Но больше я смотрел на мамины и папины ноги. Она была на низких, стоптанных каблуках, ноги всегда отекали, я даже отсюда видел, как края туфель врезались и под этим углом скрывались в лодыжках. Суета нагнеталась, мамины ноги исчезли в прихожей вслед за носилками, она захлебывалась слезами и кашлем, и папины башмаки переступали за ней, огромные, с обхватывающими задник шнурками. И все ушли, и стало в комнате пусто.
Дымок передернул шкурой и заскулил, когда я его оттолкнул. Было холодно, все двери настежь, и меркнул осенний день. Уна умрет в больнице. Пятилетняя, младше меня. Я пытался представить ее не здесь, в другом месте. Конечно, она попадет на небо. Интересно, будет она по нас скучать? И что там делать, на небе, кроме как улыбаться? У нее была такая замечательная улыбка.

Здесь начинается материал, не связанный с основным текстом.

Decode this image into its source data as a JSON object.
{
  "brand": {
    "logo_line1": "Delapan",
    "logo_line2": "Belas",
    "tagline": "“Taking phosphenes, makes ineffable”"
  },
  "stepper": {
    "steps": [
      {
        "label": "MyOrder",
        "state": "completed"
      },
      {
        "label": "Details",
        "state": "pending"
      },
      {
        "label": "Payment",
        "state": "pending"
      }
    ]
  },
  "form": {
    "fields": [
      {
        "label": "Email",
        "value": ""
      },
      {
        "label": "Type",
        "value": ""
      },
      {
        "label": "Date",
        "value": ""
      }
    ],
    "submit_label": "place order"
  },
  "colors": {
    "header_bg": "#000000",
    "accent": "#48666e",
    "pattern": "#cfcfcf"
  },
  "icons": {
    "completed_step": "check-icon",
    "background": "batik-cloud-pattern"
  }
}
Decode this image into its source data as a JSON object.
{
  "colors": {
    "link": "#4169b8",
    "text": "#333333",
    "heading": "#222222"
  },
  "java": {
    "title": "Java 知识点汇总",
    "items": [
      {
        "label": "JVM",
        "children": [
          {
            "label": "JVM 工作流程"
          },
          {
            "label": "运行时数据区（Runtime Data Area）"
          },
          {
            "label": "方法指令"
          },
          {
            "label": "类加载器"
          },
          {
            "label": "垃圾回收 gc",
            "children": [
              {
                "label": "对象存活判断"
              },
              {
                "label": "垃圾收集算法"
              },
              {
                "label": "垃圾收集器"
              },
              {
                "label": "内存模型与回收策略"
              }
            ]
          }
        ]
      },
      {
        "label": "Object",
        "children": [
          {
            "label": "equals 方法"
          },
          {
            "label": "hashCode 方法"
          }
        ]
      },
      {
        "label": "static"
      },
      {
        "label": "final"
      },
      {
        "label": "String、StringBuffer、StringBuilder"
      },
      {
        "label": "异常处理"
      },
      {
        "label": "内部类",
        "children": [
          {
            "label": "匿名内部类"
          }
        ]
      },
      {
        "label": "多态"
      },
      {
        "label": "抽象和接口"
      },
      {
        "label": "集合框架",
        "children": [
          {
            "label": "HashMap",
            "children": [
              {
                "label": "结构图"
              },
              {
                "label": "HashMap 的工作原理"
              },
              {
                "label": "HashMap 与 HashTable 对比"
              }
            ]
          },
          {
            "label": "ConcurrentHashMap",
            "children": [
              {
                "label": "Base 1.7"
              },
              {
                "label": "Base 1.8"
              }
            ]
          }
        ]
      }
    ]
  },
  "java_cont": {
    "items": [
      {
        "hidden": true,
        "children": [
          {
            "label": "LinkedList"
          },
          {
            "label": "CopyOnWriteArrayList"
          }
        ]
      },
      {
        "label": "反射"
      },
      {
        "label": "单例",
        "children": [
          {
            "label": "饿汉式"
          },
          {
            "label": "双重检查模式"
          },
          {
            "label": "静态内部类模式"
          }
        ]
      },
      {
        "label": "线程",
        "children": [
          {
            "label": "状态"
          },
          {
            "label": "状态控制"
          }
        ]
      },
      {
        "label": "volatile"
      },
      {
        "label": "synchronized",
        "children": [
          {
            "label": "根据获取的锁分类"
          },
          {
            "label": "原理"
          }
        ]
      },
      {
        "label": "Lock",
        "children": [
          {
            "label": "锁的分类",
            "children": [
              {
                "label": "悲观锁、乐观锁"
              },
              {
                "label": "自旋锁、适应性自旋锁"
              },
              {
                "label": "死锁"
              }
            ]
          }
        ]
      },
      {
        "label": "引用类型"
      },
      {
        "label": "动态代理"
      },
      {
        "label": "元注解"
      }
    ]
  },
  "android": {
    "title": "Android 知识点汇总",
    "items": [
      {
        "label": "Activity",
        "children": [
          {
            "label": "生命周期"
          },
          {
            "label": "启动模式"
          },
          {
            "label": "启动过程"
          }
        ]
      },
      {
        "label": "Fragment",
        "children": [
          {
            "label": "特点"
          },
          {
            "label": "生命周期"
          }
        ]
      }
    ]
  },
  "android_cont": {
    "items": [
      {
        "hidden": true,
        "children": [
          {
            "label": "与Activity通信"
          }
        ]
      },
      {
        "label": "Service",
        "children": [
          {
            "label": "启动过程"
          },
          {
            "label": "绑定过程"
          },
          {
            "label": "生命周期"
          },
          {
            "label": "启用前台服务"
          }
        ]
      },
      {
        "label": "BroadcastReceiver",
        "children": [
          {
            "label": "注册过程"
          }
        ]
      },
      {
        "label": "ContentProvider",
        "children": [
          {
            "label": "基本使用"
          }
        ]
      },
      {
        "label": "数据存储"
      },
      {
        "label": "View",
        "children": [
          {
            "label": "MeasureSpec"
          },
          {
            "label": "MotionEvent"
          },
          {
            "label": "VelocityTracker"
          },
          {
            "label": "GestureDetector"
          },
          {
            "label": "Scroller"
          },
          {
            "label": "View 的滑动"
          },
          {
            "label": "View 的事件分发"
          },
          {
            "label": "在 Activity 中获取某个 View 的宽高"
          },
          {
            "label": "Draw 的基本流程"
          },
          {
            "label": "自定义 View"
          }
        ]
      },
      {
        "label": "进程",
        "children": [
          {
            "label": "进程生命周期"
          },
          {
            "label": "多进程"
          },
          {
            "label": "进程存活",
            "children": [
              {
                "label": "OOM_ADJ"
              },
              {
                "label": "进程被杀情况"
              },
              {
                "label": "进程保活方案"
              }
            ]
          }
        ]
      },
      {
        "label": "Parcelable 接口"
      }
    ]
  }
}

Все вернулись. Почти не разговаривали. Папа стоял у стола. От его спецовки пахло молом, веяло горизонтами, где превращаются в точку и скрываются корабли. Каждый день он уходил на работу, помощником электрика на британской морской базе, а для меня — уходил за бугор, как у нас говорили про тех, кто уезжал за границу, и каждый день, когда он возвращался, я радовался, что он передумал. Том заталкивал ватерпас в недра кармана американских рабочих штанов. На что теперь будет пялиться острый глазок? Сожмурится в деревяшке, отстав от кружка, где его законное место? И будет кружок зиять — большой и пустой. Дэн поднял упавший со стула плащ. Пальцы — в красных пятнах. Аллергия на гипс, а он каждый день возился с гипсом на стройке. Через месяц эти руки, сплошь в волдырях и язвах, останутся без работы. Но Уны давно уже не будет на свете.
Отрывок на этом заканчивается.